Exister à la surface
Si vous pensez que vous sauriez faire atterrir un avion en cas d’urgence alors que vous n’êtes pas pilote, vous avez une forte confiance en vous. Et vous êtes sans doute un homme. Qui n’a jamais rencontré un homme se prenant pour expert d’un sujet dont il n’a que peu de connaissances ? Cette confiance excessive a fait l’objet de plusieurs études en psychologie sociale depuis les années 1990. Elle a même un nom : l’effet Dunning-Kruger, d’après les deux scientifiques qui ont découvert ce mécanisme cognitif. A l’opposé du syndrome de l’imposteur, l’effet Dunning-Kruger peut être défini comme la tendance qu’ont les personnes incompétentes, peu importe leur genre, à surestimer leurs propres capacités. Et, à l’inverse, celle des personnes compétentes à les minimiser.
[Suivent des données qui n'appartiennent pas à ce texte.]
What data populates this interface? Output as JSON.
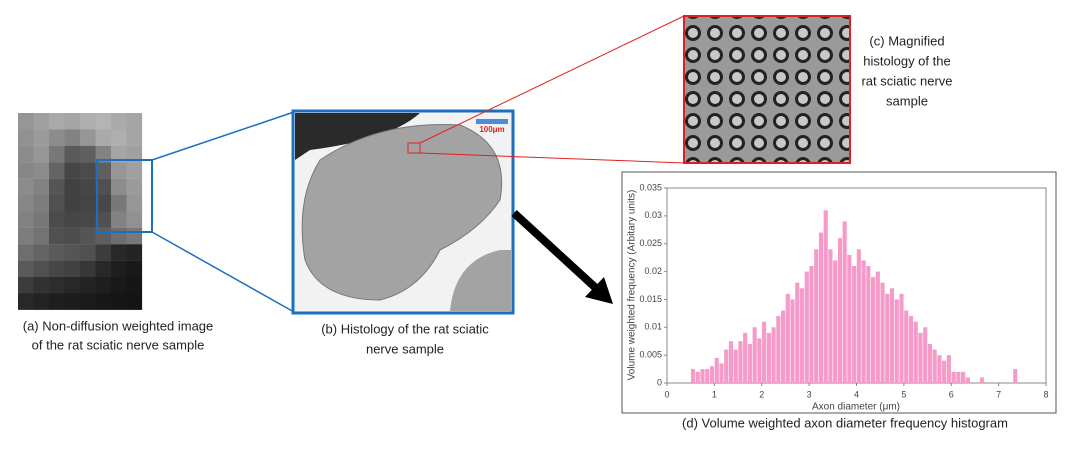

Cette différence tient à la place que les hommes sont censés occuper dans la société : « un ensemble de rôles d’assertivité, de compétence et de maîtrise », « la raison », par opposition à « l’émotion » associée aux femmes. Des stéréotypes qui entraînent la gent masculine vers des domaines où l’on « attend » des hommes compétents, « de direction, leadership, maîtrise technologique ou scientifique ».
Les inégalités de confiance en soi surviennent également face à des réussites effectives. Les hommes vont davantage attribuer leur succès à leurs propres qualités ou compétences, tandis que les femmes auront tendance à évoquer la chance ou des circonstances favorables. Cette différence d’attribution nourrit des écarts de confiance : se percevoir comme la cause principale de ses réussites permet d’entrer plus facilement dans des situations avec assurance. Un discours plus modeste entretient en revanche le doute et un syndrome de l’imposteur.
Dans des situations plus banales, cela pousse à affirmer que l’on sait faire atterrir un avion.